A Regulatory Turning Point in the EU

Greenwashing’s days may be numbered, at least in the European Union. The EU is implementing stricter rules, such as the Empowering Consumers for the Green Transition Directive (ECGT) and the Green Claims Directive (GCD), which complement existing sustainability legislation like the Corporate Sustainability Reporting Directive (CSRD).

Key Changes Under the New Rules

  1. Substantiation of Claims: All environmental claims must be backed by scientific evidence, verified by third parties.
  2. Ban on Misleading Advertising: Vague terms like “eco-friendly” or “climate-friendly” will no longer be allowed unless fully substantiated.
  3. Restrictions on CO2-Neutral Claims: Products can no longer be advertised as “climate-neutral” based solely on compensation measures like carbon offsets.
  4. Transparency on Product Durability and Repairability: Companies will be required to disclose details such as product lifespans, repairability, and the availability of spare parts.

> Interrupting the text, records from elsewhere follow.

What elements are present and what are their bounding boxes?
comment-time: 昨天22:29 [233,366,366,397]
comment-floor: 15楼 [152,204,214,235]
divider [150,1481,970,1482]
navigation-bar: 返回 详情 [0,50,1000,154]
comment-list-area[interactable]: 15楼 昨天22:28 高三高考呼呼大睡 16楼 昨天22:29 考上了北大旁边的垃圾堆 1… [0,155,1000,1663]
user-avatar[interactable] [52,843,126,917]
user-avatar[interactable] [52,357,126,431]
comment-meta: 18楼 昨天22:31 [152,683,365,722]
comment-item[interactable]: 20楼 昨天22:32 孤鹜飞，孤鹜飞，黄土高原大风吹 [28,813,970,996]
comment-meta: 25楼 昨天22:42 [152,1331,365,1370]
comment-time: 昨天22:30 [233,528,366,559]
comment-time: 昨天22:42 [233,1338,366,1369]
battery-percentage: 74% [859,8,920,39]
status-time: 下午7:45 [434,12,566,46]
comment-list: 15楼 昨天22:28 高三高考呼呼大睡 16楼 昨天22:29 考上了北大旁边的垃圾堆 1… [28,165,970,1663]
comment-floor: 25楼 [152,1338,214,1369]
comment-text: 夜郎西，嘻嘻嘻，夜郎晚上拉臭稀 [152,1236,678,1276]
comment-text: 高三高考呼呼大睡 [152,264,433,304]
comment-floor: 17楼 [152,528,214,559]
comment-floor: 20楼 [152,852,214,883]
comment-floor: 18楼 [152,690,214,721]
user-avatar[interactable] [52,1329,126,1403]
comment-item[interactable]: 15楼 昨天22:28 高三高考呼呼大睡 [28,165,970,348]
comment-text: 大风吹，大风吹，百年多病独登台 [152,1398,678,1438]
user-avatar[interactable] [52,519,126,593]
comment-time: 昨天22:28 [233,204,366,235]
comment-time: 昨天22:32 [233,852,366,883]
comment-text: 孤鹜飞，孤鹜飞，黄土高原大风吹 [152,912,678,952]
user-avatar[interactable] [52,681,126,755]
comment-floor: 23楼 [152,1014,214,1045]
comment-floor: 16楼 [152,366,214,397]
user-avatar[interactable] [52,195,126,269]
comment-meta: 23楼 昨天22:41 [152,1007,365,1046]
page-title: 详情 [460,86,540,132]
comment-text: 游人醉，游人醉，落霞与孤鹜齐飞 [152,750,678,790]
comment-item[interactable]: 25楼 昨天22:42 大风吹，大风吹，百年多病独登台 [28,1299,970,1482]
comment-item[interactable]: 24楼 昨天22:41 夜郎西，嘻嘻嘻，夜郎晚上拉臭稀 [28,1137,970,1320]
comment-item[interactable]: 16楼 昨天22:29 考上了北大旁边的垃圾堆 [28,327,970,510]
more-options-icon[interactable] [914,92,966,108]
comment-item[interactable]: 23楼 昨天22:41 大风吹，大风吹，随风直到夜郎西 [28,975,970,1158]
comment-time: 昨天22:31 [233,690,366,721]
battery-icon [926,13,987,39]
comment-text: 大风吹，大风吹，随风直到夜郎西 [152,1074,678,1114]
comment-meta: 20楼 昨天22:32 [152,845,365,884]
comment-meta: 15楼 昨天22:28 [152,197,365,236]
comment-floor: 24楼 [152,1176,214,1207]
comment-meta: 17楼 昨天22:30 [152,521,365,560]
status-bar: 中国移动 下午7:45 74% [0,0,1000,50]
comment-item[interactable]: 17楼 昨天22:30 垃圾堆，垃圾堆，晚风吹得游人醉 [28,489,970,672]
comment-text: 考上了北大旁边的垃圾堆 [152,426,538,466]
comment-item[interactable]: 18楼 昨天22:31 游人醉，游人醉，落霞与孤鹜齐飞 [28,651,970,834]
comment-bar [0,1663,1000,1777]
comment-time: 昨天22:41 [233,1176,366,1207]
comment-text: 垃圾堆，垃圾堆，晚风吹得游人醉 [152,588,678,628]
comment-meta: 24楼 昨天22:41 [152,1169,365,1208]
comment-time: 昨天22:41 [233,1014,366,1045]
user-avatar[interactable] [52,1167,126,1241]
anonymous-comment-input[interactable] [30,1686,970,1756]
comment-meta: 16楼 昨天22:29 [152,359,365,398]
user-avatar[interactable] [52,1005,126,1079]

The Green Claims Directive adds enforcement power, aiming to harmonize sustainability standards and ensure that all voluntary green claims are credible and transparent.

What Should Companies Do?

To avoid falling afoul of these regulations, organizations must:

  1. Invest in Data and Expertise: Accurate ESG reporting requires robust data collection and sustainability expertise.
  2. Audit Marketing Claims: Regularly review advertising to ensure all environmental claims are scientifically substantiated.
  3. Commit to Genuine Change: Focus on measurable sustainability initiatives rather than relying on superficial campaigns.

How Can SAP Help?

SAP offers comprehensive solutions to help organizations take sustainability seriously by enabling them to monitor, report, and optimize their environmental impact. Here are some of the key SAP tools available:

  • SAP Green Ledger: Integrate carbon impact as an integral part of your balance sheet, measured and managed with the same precision as financial metrics. This helps organizations ensure that carbon accounting is as precise and reliable as cash flow management.
  • SAP Sustainability Control Tower: Record actual sustainability data instead of relying on averages, generate audit-ready sustainability metrics, and take informed action on unmet sustainability goals using insights, forecasts, and planning. The AI features assist in automating the sustainability reporting process.
  • SAP Sustainability Footprint Management: Decarbonize your value chain with ERP-centric carbon management—calculate both corporate and product carbon footprints at scale, providing precise data to drive meaningful sustainability initiatives.
  • SAP Responsible Design and Production: Manage extended producer responsibilities, including obligations related to plastic taxes, corporate commitments, and material choices, to optimize the environmental footprint of products.
  • SAP Sustainability Data Exchange: Gain actionable insights into supply chain emissions, particularly Scope 3 emissions, by moving from average estimates to actual supplier data. Through initiatives like the Partnership for Carbon Transparency (PACT) by the World Business Council for Sustainable Development (WBCSD), organizations can ensure consistent and credible emission data along the entire value chain.
  • Partner Solutions (e.g., PWC ESG Reporting Manager): Leverage SAP’s partner ecosystem to enhance ESG reporting and improve overall sustainability strategies.

Conclusion

Greenwashing may have been an easy shortcut in the past, but the landscape is changing. With the EU leading the charge and consumers becoming more discerning, companies must shift from superficial claims to authentic, data-driven sustainability efforts. Those that fail to adapt risk not only legal penalties but also a loss of consumer trust. Is your company ready for the new era of accountability?